Platform analytics work across three distinct levels:

  • Level 1: The Surface: “We have 1,000 users.” This is a foundational count, but it doesn’t clarify whether the user base is active or growing.
  • Level 2: The Behaviour: “We have 1,000 users, but only 200 logged in this week. 50 of them created teams, and 15 made transactions.” This level pinpoints what users are actually doing.
  • Level 3: The Pattern: “Active users are up 15% month-over-month, team creation happens mostly on Tuesdays, and users who join teams are three times more likely to stick around.” Here, you move past what happened to understanding the why and predicting what might happen next.

The key is discerning which level of insight is required to answer a specific question.

The Strategic Framework for Choosing Analytics

To determine which metrics to track and build, use this four-point mental framework:

  1. The “Coffee Meeting Test”: Imagine meeting with a key investor or executive. The numbers you need to present to sound confident and informed are your priority metrics. If you can’t answer “How’s the platform doing?” with verifiable figures, a fundamental requirement has been missed.
  2. The “So What?” Filter: For every potential metric, ask, “So what?”. Tracking page views, for example, is meaningless unless it informs a specific decision. Tracking daily active users, however, tells you if engagement is growing or shrinking, which informs marketing spend and feature priorities. If a metric doesn’t lead to a clear “So what?” conclusion, it’s likely not worth developing yet.
  3. The “Pain Point” Detector: Listen closely to what stakeholders and users repeatedly complain about or ask for. “I wish I knew which skills are most common in our talent pool…” immediately identifies a clear analytics requirement. Stakeholders often write your requirements; all you need to do is listen carefully.
  4. The “Decision Support” Principle: Every effective analytic must help someone make a decision. User growth metrics guide marketing investment; feature usage guides development prioritisation; transaction trends guide pricing adjustments. If a number doesn’t support a decision, it’s merely data floating in space.

Making Analytics Actionable

The art of analytics isn’t just about calculation; it’s about presenting data in a way that makes sense to the human brain and drives action.

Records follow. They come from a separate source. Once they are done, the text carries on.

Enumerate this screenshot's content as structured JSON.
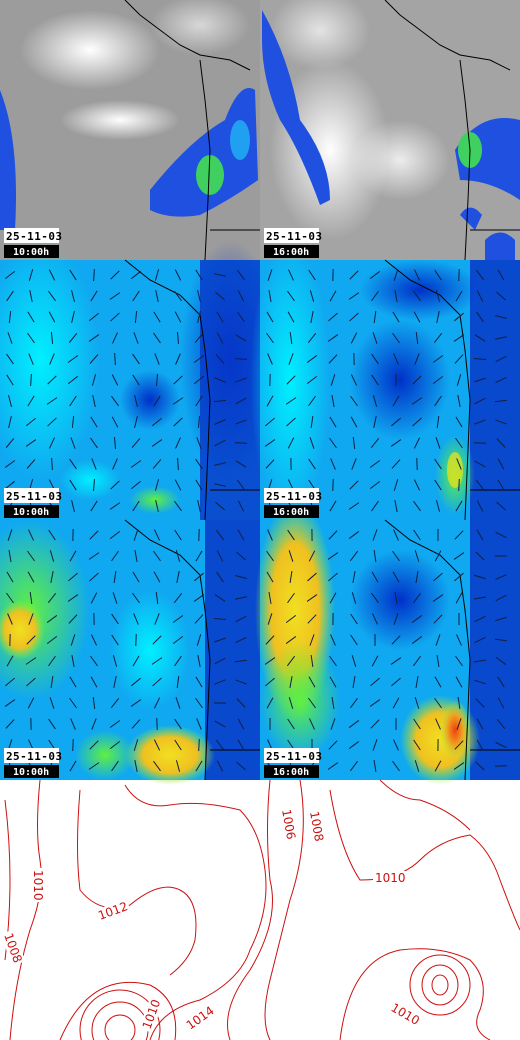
{
  "panels": [
    {
      "date": "25-11-03",
      "time": "10:00h"
    },
    {
      "date": "25-11-03",
      "time": "16:00h"
    },
    {
      "date": "25-11-03",
      "time": "10:00h"
    },
    {
      "date": "25-11-03",
      "time": "16:00h"
    },
    {
      "date": "25-11-03",
      "time": "10:00h"
    },
    {
      "date": "25-11-03",
      "time": "16:00h"
    }
  ],
  "pressure_map": {
    "contour_labels": [
      "1010",
      "1008",
      "1012",
      "1010",
      "1014",
      "1006",
      "1008",
      "1010",
      "1010"
    ]
  }
}
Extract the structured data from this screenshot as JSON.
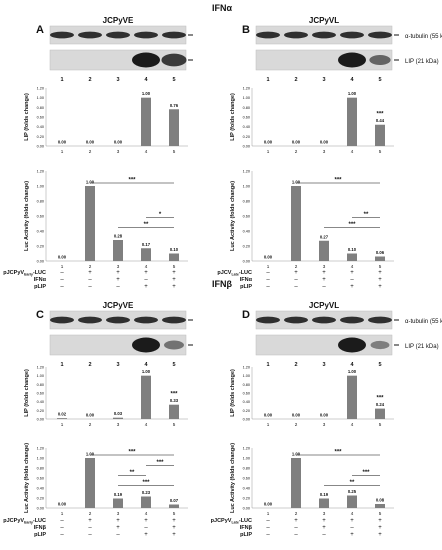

  • Nail the Basics: Before building complex funnels and cohort analyses, ensure your foundation is solid: reliably track total users, transactions, and core actions.
  • Context is Everything: “1,247 users” is just a number. “1,247 users (up 23% from last month)” is a story. Giving context—by comparing to last week, last month, a target, or a benchmark—transforms metrics into actionable insight.
  • Show Trends Over Time: Almost every analytic increases in value when viewed over time. A single day’s number is a snapshot; comparing this week to last week reveals a trend. Always allow users to zoom in and out across different timeframes (day, week, month, all-time).
  • Keep it Scannable: Your dashboard should answer “Is everything okay?” in approximately 10 seconds. Put the three most critical metrics front and centre—if everything is highlighted, nothing stands out. The top section must be your “health at a glance” zone.
  • Slice Your Data (“Don’t Forget the ‘Who'”): The most valuable insights come from slicing data by region, user type, team, or any dimension relevant to your platform. “Overall engagement is down” is worrying; “Engagement is down, but only in one region” is a specific problem that can be fixed.
  • Prioritise Simplicity: Resist the temptation to build the fanciest dashboard imaginable. Start simple, make it reliable, and only layer on complexity once you understand what people truly need. You can always add more; it’s difficult to subtract confusion once it’s present.

The Bottom Line

Analytics are storytelling tools disguised as numbers. Every metric you build must answer a question, solve a problem, or support a key decision. The true art is not in calculating complex figures, but in choosing which numbers actually matter.

Next time a client asks for analytics, think about the story they need to tell, the questions keeping them up at night, and the decisions they need to make. Then, build the dashboard that empowers them to do exactly that.

 

Happy building, and may your APIs always return 200s.